Edward de Lacy Evans was an Australian man who married his third wife, Julia Marquand, a Jersey girl. He would dress as a woman and when in the mines, to amuse the other residents, he would dress as a woman and sing. He suffered an accident in the mines and somehow ended up in court and was checked by doctors and the verdict came of lunacy and was certified with amentia [softening of the brain]. He was admitted to a lunacy ward where he shared a room. He would never change in front of anyone. After a six week period on this ward he was transferred to a hospital in Melbourne where he was furthered examined. It was revealed that Edward de Lacy Evans was in fact Ellen Tremaye, a woman. He was deemed to have amentia by doctors and was insane. There was no way that he could actually think in such a way as a woman. Ellen Tremaye was the anonymous author of a book entitled The History and Confession of the Man-Woman.

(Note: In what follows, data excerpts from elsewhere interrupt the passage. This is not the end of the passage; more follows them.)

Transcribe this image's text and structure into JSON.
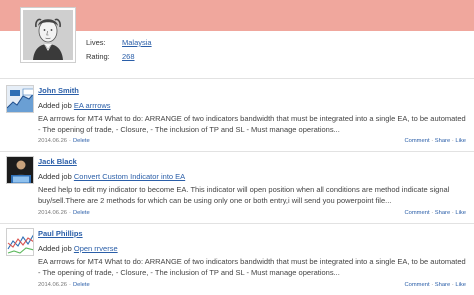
{
  "profile": {
    "lives_label": "Lives:",
    "lives_value": "Malaysia",
    "rating_label": "Rating:",
    "rating_value": "268"
  },
  "feed": [
    {
      "user": "John Smith",
      "action_prefix": "Added job",
      "job_title": "EA arrrows",
      "description": "EA arrrows for MT4 What to do: ARRANGE of two indicators bandwidth that must be integrated into a single EA, to be automated - The opening of trade, - Closure, - The inclusion of TP and SL - Must manage operations...",
      "date": "2014.06.26",
      "delete_label": "Delete",
      "comment_label": "Comment",
      "share_label": "Share",
      "like_label": "Like",
      "thumb_icon": "chart-thumbnail"
    },
    {
      "user": "Jack Black",
      "action_prefix": "Added job",
      "job_title": "Convert Custom Indicator into EA",
      "description": "Need help to edit my indicator to become  EA. This indicator will open position when all conditions are method indicate signal buy/sell.There are 2 methods for which can be using only one or both entry,i will send you powerpoint file...",
      "date": "2014.06.26",
      "delete_label": "Delete",
      "comment_label": "Comment",
      "share_label": "Share",
      "like_label": "Like",
      "thumb_icon": "person-laptop-thumbnail"
    },
    {
      "user": "Paul Phillips",
      "action_prefix": "Added job",
      "job_title": "Open rrverse",
      "description": "EA arrrows for MT4 What to do: ARRANGE of two indicators bandwidth that must be integrated into a single EA, to be automated - The opening of trade, - Closure, - The inclusion of TP and SL - Must manage operations...",
      "date": "2014.06.26",
      "delete_label": "Delete",
      "comment_label": "Comment",
      "share_label": "Share",
      "like_label": "Like",
      "thumb_icon": "line-chart-thumbnail"
    }
  ],
  "colors": {
    "banner": "#f0a79d",
    "link": "#2a5ea8"
  }
}
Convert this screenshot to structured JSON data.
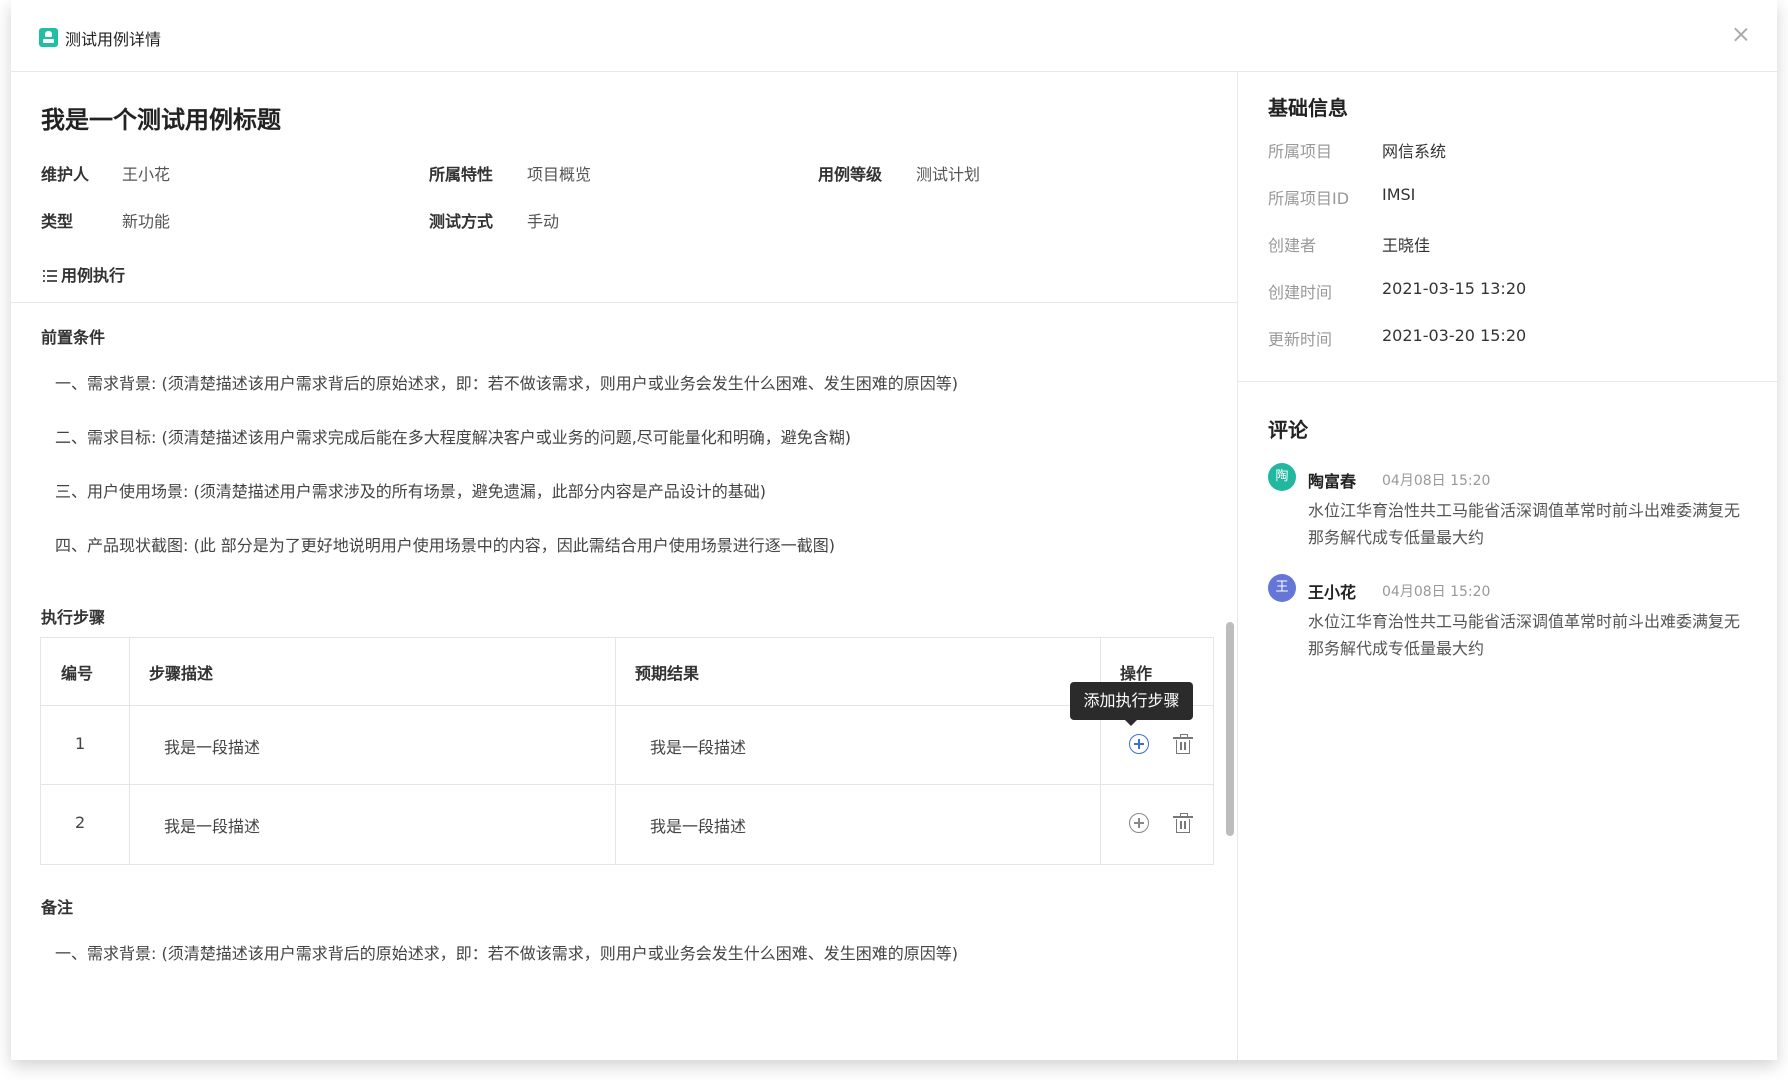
{
  "modal": {
    "title": "测试用例详情"
  },
  "case": {
    "title": "我是一个测试用例标题",
    "meta": [
      {
        "label": "维护人",
        "value": "王小花"
      },
      {
        "label": "所属特性",
        "value": "项目概览"
      },
      {
        "label": "用例等级",
        "value": "测试计划"
      },
      {
        "label": "类型",
        "value": "新功能"
      },
      {
        "label": "测试方式",
        "value": "手动"
      }
    ],
    "section_toggle": "用例执行"
  },
  "preconditions": {
    "heading": "前置条件",
    "items": [
      "一、需求背景: (须清楚描述该用户需求背后的原始述求，即：若不做该需求，则用户或业务会发生什么困难、发生困难的原因等)",
      "二、需求目标: (须清楚描述该用户需求完成后能在多大程度解决客户或业务的问题,尽可能量化和明确，避免含糊)",
      "三、用户使用场景: (须清楚描述用户需求涉及的所有场景，避免遗漏，此部分内容是产品设计的基础)",
      "四、产品现状截图: (此 部分是为了更好地说明用户使用场景中的内容，因此需结合用户使用场景进行逐一截图)"
    ]
  },
  "steps": {
    "heading": "执行步骤",
    "columns": [
      "编号",
      "步骤描述",
      "预期结果",
      "操作"
    ],
    "rows": [
      {
        "no": "1",
        "desc": "我是一段描述",
        "expected": "我是一段描述"
      },
      {
        "no": "2",
        "desc": "我是一段描述",
        "expected": "我是一段描述"
      }
    ],
    "tooltip": "添加执行步骤"
  },
  "notes": {
    "heading": "备注",
    "items": [
      "一、需求背景: (须清楚描述该用户需求背后的原始述求，即：若不做该需求，则用户或业务会发生什么困难、发生困难的原因等)"
    ]
  },
  "basic_info": {
    "heading": "基础信息",
    "fields": [
      {
        "label": "所属项目",
        "value": "网信系统"
      },
      {
        "label": "所属项目ID",
        "value": "IMSI"
      },
      {
        "label": "创建者",
        "value": "王晓佳"
      },
      {
        "label": "创建时间",
        "value": "2021-03-15 13:20"
      },
      {
        "label": "更新时间",
        "value": "2021-03-20 15:20"
      }
    ]
  },
  "comments": {
    "heading": "评论",
    "items": [
      {
        "avatar_text": "陶",
        "avatar_color": "#22b8a0",
        "author": "陶富春",
        "time": "04月08日 15:20",
        "text": "水位江华育治性共工马能省活深调值革常时前斗出难委满复无那务解代成专低量最大约"
      },
      {
        "avatar_text": "王",
        "avatar_color": "#6577d6",
        "author": "王小花",
        "time": "04月08日 15:20",
        "text": "水位江华育治性共工马能省活深调值革常时前斗出难委满复无那务解代成专低量最大约"
      }
    ]
  },
  "colors": {
    "accent": "#3b6fd8",
    "brand": "#1fbfa3"
  }
}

Louis Jobosch was a German in his late fifties. He wanted to travel over to France but was stopped and checked by a doctor who then would not allow him to travel into France. As a result he headed to Jersey where a witch hunt was going on and people were told to keep an eye on him. He was arrested as soon as he arrived at his lodgings. He was in fact a woman. The Jersey police soon learned that Jobosch had been living as a man for forty-two years. He was orphaned at the age of thirteen and then went on to travel the world working as a courier and who by then could speak several languages.  He was often head saying that he wished he was dead and had before attempted to jump into the sea but was caught by passing boat’s. He died after being taken from Jersey to a Southampton hospital where he died on pneumonia. A note was left after his death that read ‘I die of misery – trust God forgive me’. This is so sad because I think that Jabosch truly felt trapped inside the wrong body and that dressing up as a man wasn’t enough and that throughout Jabosch’s whole life he could never come to terms with himself or make peace with his own demons. He asked for forgiveness from God as though he had done something terribly wrong, this is really sad to read as it makes me think about all those that feel trapped and encaged in their own bodies that the body that they inhabit isn’t actually their own and that they don’t belong.